Judges and prosecutors
In early 1946, there were a thousand employees from the four countries' delegations in Nuremberg, of which about two thirds were from the United States. Besides legal professionals, there were many social-science researchers, psychologists, translators, interpreters, and graphic designers, the last to make the many charts used during the trial. Each state appointed a prosecution team and two judges, one being a deputy without voting rights.Jackson was appointed the United States' chief prosecutor. The United States prosecution believed Nazism was the product of a German deviation from the West and sought to correct this deviation with a trial that would serve both retributive and educational purposes. As the largest delegation, it would take on the bulk of the prosecutorial effort. At Jackson's recommendation, the United States appointed judges Francis Biddle and John Parker. The British chief prosecutor was Hartley Shawcross, Attorney General for England and Wales, assisted by his predecessor David Maxwell Fyfe. Although the chief British judge, Sir Geoffrey Lawrence, was the nominal president of the tribunal, in practice Biddle exercised more authority.

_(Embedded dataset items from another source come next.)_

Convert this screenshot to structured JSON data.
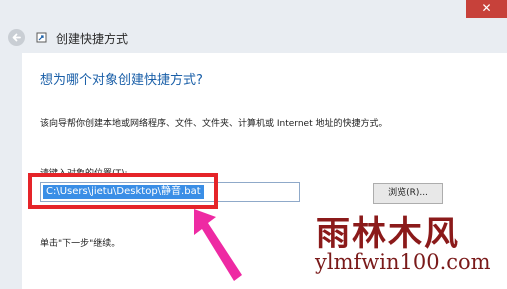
{
  "window": {
    "close_glyph": "✕",
    "title": "创建快捷方式"
  },
  "dialog": {
    "heading": "想为哪个对象创建快捷方式?",
    "description": "该向导帮你创建本地或网络程序、文件、文件夹、计算机或 Internet 地址的快捷方式。",
    "location_label": "请键入对象的位置(T):",
    "location_value": "C:\\Users\\jietu\\Desktop\\静音.bat",
    "browse_label": "浏览(R)...",
    "hint": "单击\"下一步\"继续。"
  },
  "annotation": {
    "highlight_color": "#e52429",
    "arrow_color": "#ee2aa3"
  },
  "watermark": {
    "brand": "雨林木风",
    "url": "ylmfwin100.com"
  },
  "colors": {
    "heading": "#1a5fa8",
    "selection": "#3a8ee6",
    "close": "#c7413a"
  }
}
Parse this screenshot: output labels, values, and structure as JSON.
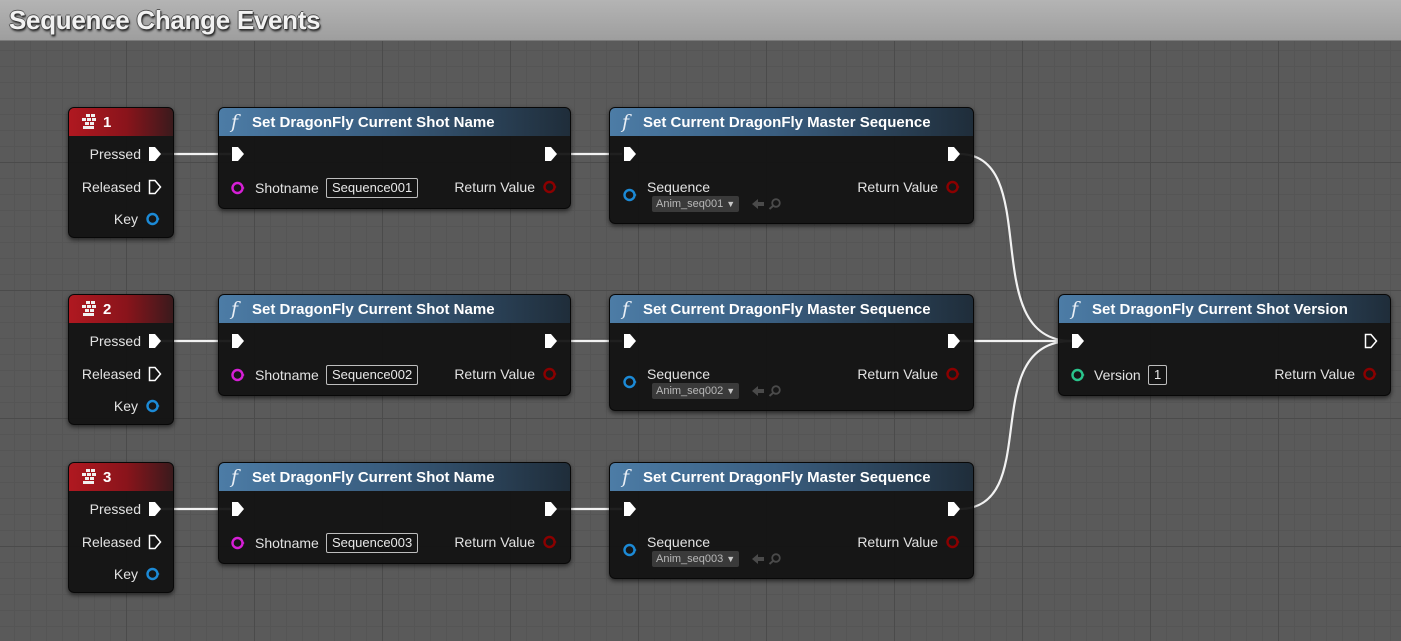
{
  "comment": {
    "title": "Sequence Change Events"
  },
  "colors": {
    "exec": "#ffffff",
    "string_pin": "#d61fd6",
    "object_pin": "#1c8ad6",
    "bool_pin": "#8b0000",
    "int_pin": "#2ac48c",
    "key_header": "#b01820",
    "function_header": "#4c7ca6"
  },
  "labels": {
    "pressed": "Pressed",
    "released": "Released",
    "key": "Key",
    "shotname": "Shotname",
    "return_value": "Return Value",
    "sequence": "Sequence",
    "version": "Version"
  },
  "rows": [
    {
      "key_event": {
        "icon": "keyboard-icon",
        "title": "1"
      },
      "shot_name_node": {
        "title": "Set DragonFly Current Shot Name",
        "shotname": "Sequence001"
      },
      "master_seq_node": {
        "title": "Set Current DragonFly Master Sequence",
        "sequence": "Anim_seq001"
      }
    },
    {
      "key_event": {
        "icon": "keyboard-icon",
        "title": "2"
      },
      "shot_name_node": {
        "title": "Set DragonFly Current Shot Name",
        "shotname": "Sequence002"
      },
      "master_seq_node": {
        "title": "Set Current DragonFly Master Sequence",
        "sequence": "Anim_seq002"
      }
    },
    {
      "key_event": {
        "icon": "keyboard-icon",
        "title": "3"
      },
      "shot_name_node": {
        "title": "Set DragonFly Current Shot Name",
        "shotname": "Sequence003"
      },
      "master_seq_node": {
        "title": "Set Current DragonFly Master Sequence",
        "sequence": "Anim_seq003"
      }
    }
  ],
  "version_node": {
    "title": "Set DragonFly Current Shot Version",
    "version": "1"
  }
}
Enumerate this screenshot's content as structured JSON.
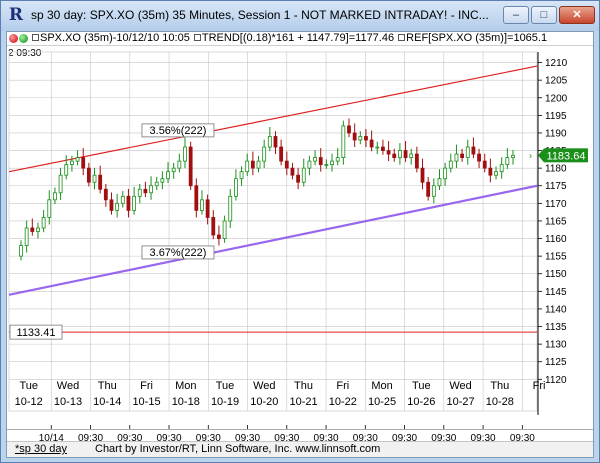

The French prosecutor, François de Menthon, had just overseen trials of the leaders of Vichy France; he resigned in January 1946 and was replaced by Auguste Champetier de Ribes. The French judges were Henri Donnedieu de Vabres, a professor of criminal law, and deputy Robert Falco, a judge of the Cour de Cassation who had represented France at the London Conference. The French government tried to appoint staff untainted by collaboration with the Vichy regime; some appointments, including Champetier de Ribes, were of those who had been in the French resistance. Expecting a show trial, the Soviet Union initially appointed as chief prosecutor Iona Nikitchenko, who had presided over the Moscow trials, but he was made a judge and replaced by Roman Rudenko, a show trial prosecutor chosen for his skill as an orator. The Soviet judges and prosecutors were not permitted to make any major decisions without consulting a commission in Moscow led by Soviet politician Andrei Vyshinsky; the resulting delays hampered the Soviet effort to set the agenda. The influence of the Soviet delegation was also constrained by limited English proficiency, lack of interpreters, and unfamiliarity with diplomacy and international institutions.
Requests by Chaim Weizmann, the president of the World Zionist Organization, as well as the Provisional Government of National Unity in Poland, for an active role in the trial justified by their representation of victims of Nazi crimes were rejected. The Soviet Union invited prosecutors from its allies, including Poland, Czechoslovakia, and Yugoslavia; Denmark and Norway also sent a delegation. Although the Polish delegation was not empowered to intervene in the proceedings, it submitted evidence and an indictment, succeeding at drawing some attention to crimes committed against Polish Jews and non-Jews.